Although most judges follow the law, he said, there is the perception that they may not if they have accepted campaign money from lawyers arguing before them.
The House Judiciary Committee is considering two bills, HB 1815 and 1816, sponsored by Rep. Bryan Cutler, R-Lancaster, that would set up a merit-selection system to fill vacancies for the state's appellate posts - Supreme Court justices and Superior and Commonwealth Court judges.
(The bills don't deal with judges at the Common Pleas or Municipal Court levels.)
The proposal would require a constitutional amendment and would be voted on by the public in a referendum. The amendment would create a 15-member nominating commission to screen candidates and develop a list of potential nominees for the governor.

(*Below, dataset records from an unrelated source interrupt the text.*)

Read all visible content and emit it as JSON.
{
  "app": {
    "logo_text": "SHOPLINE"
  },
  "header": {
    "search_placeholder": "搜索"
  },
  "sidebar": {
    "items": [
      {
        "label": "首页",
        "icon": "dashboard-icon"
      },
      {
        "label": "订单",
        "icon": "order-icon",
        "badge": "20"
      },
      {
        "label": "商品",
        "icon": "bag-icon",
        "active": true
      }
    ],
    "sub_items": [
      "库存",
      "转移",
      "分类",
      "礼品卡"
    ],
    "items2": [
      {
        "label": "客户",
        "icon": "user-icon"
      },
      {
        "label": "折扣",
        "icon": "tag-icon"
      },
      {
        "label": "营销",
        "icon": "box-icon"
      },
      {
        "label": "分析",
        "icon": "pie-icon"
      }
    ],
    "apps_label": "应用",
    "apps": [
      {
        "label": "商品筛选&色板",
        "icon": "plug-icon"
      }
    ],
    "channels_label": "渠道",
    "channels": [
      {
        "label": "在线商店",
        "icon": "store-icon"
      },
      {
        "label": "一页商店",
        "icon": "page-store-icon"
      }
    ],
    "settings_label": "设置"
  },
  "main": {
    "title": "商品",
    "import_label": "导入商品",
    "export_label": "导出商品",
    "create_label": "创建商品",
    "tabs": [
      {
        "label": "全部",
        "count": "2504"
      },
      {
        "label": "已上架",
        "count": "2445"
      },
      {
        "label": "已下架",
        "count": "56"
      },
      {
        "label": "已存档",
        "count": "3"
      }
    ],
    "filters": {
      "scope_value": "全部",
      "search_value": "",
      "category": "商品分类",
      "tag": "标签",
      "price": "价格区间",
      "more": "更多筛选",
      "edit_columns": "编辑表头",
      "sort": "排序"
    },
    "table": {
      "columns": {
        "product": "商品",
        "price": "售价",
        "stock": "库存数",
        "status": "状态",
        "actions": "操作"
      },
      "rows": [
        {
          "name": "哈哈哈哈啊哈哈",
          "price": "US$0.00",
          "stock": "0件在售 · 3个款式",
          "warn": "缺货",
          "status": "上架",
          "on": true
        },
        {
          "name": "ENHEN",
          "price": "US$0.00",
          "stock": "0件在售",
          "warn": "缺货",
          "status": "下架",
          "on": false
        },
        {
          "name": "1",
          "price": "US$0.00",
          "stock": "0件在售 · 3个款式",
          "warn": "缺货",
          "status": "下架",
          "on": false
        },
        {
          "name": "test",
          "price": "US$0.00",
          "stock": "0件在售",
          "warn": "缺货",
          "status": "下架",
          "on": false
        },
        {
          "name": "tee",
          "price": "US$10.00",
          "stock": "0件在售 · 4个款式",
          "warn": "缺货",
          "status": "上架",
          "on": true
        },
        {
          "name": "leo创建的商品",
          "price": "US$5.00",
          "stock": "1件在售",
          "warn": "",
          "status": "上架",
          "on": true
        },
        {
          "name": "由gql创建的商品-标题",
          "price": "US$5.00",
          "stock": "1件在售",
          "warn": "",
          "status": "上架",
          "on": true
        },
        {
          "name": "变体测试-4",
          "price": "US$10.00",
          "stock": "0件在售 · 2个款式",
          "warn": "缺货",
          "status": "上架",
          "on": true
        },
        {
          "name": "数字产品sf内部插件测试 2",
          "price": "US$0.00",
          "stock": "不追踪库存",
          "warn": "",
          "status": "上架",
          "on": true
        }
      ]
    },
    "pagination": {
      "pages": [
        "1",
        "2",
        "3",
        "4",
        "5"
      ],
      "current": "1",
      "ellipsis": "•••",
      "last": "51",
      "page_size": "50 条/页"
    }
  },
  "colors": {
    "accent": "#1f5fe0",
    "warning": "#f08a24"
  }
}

Commission members would be chosen by the governor, legislative leaders and civic and other groups, and would be diverse in political, geographic, gender and ethnic backgrounds. One member would be a law-school dean.
The eventual nominee would have to undergo a Senate confirmation hearing. As judge, the person would serve an initial term of four years and then go before voters in retention elections.
During the hearing, PMC leaders testified during one panel session. Deputy Director Shira Goodman said that there are six states that now elect all their judges: West Virginia, Alabama, Texas, Louisiana, Illinois and Pennsylvania.
Rep. Todd Stephens, R-Montgomery, questioned supporters of the bills as to whether the proposed system would actually be better. The bill takes the public out of the selection process and puts in special-interest groups who would pick the people on the nominating commission, he said.
To that, Heim replied: "I don't see it that way at all."
Stephens added: "My concern is they all have PACs."
Heim retorted: "Do you think the deans of the three major law schools have PACs? . . . Come on!"
After the hearing, Stephens said that he hasn't "formulated a final opinion yet" on the bills.
The last time that merit selection was on the ballot was 1968, when it was narrowly defeated, Goodman said, adding: "Since then, elections have gotten more expensive."